The immense and elegant Piazza del Popolo contains the Northern gate of ancient Rome (known as the Porta del Popolo). In the centre of the Piazza, is a 3000 year-old Egyptian obelisk taken from the Circus Maximus, surrounded by four lions. The square was designed by the Franco-Italian architect, Giuseppe Valadier—architect to Napoleon— in the early 19th century. There are three churches in the Piazza, the most important of which is Santa Maria al Popolo, which contains paintings by Caravaggio and other important artists. The twin Baroque churches, Santa Maria dei Miracoli and Santa Maria in Montesano are also worth a visit.

You will also find in the Piazza, two fashionable cafés, Rosati and Canova. Rosati is a meeting point for Rome’s literati, artists and theatre-folk. The stylish Canova was a favourite of Fellini.

Piazza del Popolo seen from the Pincio
(Borghese Gardens)








Just above the Piazza is the Pincio Garden, one of the oldest parts of the renowned Borghese Gardens. From here, you have the best views of Rome at sunset. The garden is separated from the gardens of the Villa Borghese by ancient walls, and consists of a number of formal, tree-lined avenues.

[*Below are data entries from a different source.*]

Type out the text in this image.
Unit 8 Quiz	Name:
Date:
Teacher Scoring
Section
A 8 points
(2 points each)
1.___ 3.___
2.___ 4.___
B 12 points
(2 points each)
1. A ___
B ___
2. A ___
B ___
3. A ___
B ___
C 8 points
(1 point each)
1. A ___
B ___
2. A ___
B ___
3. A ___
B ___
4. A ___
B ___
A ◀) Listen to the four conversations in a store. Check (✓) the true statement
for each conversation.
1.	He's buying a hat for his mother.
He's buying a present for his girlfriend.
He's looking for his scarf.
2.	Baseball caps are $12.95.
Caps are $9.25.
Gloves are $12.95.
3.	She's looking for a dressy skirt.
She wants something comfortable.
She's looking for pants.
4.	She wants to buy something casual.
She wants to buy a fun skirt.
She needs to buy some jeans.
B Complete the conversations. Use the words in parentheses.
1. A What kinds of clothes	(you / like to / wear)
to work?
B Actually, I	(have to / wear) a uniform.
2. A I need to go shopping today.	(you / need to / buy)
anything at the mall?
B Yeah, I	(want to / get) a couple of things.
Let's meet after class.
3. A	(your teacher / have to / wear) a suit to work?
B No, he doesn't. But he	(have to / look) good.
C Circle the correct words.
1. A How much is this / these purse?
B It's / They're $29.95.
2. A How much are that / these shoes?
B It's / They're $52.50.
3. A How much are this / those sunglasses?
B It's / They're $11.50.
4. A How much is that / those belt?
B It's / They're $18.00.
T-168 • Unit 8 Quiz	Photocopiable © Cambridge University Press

Palace for the Defense of the Holy Faith

Piazza di Spagna: Collegio De Propaganda Fide

Gian Lorenzo Bernini's house

In this quarter you will also find the Spanish Embassy (after which the Steps and Piazza are named). You will also find Francesco Borromini’s Palace for the Defense of the Holy Faith (Palazzo di Propaganda Fide) and, perhaps surprisingly, a MacDonald’s. This fast food emporium is quite unlike any other! Its elegant interior has replica frescoes, and is preceded by a Roman mosaic at the entrance. It is worth noting that MacDonald’s houses the only washrooms in the area.

On Via della Mercede you will find the home of Borromini’s great rival, Gianlorenzo Bernini. Adjacent to Bernini’s home is the charming church of Sant'Andrea delle Fratte.

Mausoleum of Augustus

Finally, just after Via del Corso, on the way to the Tiber, you will find the Mausoleum of Augustus, a huge, circular grave of the emperors Augustus and Tiberius. Nearby, encased in glass, is the magnificent Ara Pacis, or Altar of Peace, one of the most artistically distinguished monuments of ancient Rome. It was erected in 9 BC to celebrate the wealth and security brought by Augustus’ victories in Spain and Gaul. It was rebuilt from ancient fragments amassed during a time-consuming and difficult excavation.